Tya mengikuti ajakan Diaz yang berdiri lebih dulu. Melangkah bersisian hingga tiba di teras belakang. Air kolam renang berwarna biru tersorot sinar matahari, menjadi pemandangan yang menyegarkan mata.
"Mas Diaz, serius kita memisahkan diri gini buat bahas belanja?" tanya Tya dengan suara pelan. Takut ada orang yang mendengar padahal di keliling tidak ada orang lain.
"Disuruh Ibu. Katanya saat ngobrol udah lama, kita harus memisahkan diri seolah mau bahas belanjaan," sahut Diaz dengan enteng.
"Benar kan, udah kuduga. Kau beneran wayang tanpa nyawa." Tya mencibir.
"Mati dong."
"Iya. Mati rasa dan mati akal. Sudah jangan dibahas lagi nanti Mas Diaz stres. Kalau nggak ada yang akan dibahas, boleh aku main Hp?

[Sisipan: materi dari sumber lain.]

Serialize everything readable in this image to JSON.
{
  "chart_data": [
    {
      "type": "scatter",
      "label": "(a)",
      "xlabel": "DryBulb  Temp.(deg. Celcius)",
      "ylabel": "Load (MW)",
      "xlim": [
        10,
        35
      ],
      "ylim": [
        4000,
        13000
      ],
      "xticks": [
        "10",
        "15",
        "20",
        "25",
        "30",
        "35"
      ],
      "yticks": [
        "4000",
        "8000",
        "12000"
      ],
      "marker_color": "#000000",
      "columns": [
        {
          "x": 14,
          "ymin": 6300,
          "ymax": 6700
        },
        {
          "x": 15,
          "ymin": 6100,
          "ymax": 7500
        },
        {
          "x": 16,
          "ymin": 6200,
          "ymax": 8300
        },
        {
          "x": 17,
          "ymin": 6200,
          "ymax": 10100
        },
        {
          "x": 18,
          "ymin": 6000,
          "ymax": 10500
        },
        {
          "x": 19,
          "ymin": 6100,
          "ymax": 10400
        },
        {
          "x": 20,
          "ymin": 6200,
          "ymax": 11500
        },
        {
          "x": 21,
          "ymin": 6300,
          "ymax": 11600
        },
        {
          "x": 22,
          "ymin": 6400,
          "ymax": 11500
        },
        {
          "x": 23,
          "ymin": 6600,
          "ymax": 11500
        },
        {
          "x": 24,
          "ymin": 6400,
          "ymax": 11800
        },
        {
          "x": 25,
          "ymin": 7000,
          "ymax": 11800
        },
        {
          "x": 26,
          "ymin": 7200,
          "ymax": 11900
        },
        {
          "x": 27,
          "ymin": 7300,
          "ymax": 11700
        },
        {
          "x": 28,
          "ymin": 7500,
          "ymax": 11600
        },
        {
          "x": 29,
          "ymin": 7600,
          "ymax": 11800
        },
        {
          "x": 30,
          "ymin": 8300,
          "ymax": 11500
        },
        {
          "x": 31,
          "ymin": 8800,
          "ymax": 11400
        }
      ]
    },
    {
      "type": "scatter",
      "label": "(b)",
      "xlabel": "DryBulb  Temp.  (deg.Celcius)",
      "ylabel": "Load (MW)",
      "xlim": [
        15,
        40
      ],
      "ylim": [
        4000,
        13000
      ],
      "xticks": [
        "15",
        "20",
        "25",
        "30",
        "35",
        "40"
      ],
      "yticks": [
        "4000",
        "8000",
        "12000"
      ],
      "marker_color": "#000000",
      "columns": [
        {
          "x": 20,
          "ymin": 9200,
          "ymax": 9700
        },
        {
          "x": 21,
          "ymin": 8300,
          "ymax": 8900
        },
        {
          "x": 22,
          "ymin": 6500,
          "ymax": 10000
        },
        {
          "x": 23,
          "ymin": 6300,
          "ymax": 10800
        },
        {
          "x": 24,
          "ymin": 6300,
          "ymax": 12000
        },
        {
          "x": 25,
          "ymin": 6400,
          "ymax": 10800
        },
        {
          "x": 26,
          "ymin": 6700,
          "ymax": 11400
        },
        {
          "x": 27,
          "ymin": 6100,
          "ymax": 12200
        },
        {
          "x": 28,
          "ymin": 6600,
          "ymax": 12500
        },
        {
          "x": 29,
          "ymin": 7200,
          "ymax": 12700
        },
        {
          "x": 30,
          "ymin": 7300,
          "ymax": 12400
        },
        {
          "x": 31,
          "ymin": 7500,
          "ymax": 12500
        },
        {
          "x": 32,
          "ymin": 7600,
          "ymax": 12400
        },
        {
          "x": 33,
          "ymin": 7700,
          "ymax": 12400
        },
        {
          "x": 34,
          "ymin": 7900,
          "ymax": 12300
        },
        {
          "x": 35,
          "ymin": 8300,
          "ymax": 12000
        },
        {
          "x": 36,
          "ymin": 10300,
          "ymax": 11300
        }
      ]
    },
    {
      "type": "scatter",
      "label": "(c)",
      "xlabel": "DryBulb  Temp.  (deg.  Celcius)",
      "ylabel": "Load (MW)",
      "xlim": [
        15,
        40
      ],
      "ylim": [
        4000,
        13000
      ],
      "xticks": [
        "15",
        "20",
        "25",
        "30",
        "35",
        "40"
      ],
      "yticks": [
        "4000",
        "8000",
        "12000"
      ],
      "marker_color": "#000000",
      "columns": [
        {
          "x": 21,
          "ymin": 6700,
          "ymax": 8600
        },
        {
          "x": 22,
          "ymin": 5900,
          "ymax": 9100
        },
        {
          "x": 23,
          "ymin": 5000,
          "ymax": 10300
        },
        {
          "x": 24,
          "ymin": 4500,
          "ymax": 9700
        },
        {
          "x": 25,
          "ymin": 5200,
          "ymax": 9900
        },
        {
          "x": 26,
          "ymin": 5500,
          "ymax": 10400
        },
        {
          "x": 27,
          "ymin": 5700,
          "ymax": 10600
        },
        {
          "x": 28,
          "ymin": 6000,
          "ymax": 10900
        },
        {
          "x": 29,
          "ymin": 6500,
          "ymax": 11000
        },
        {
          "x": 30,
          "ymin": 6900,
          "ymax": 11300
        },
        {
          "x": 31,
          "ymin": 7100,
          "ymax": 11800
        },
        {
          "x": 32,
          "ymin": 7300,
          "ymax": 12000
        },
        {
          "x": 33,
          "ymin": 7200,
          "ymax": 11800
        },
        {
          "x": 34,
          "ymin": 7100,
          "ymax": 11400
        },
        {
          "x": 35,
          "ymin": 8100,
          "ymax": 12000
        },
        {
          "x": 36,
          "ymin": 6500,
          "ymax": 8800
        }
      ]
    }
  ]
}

Mau balas-balas chat aja."
"Nggak boleh. Kita bahas soal belanja."
"Lah..."
"Kau mau mahar apa? Ini bukan disuruh Ibu. Murni dari nurani yang nggak mati seperti pikirmu itu." Diaz mengerling dengan wajah masam.
"Dududu...anak Ibu ngambek nih. Jangan cemberut gitu nanti gantengnya berkurang. Cenyum atuh cenyuummm." Tya mengedipkan sambil memiringkan wajah dengan bibir mengukir senyum manis.
Diaz memang betul-betul kesal telah diledek. Tapi kelakuan Tya membuatnya seketika berubah tak bisa menahan senyum. Lebih dari itu. Ingin cium.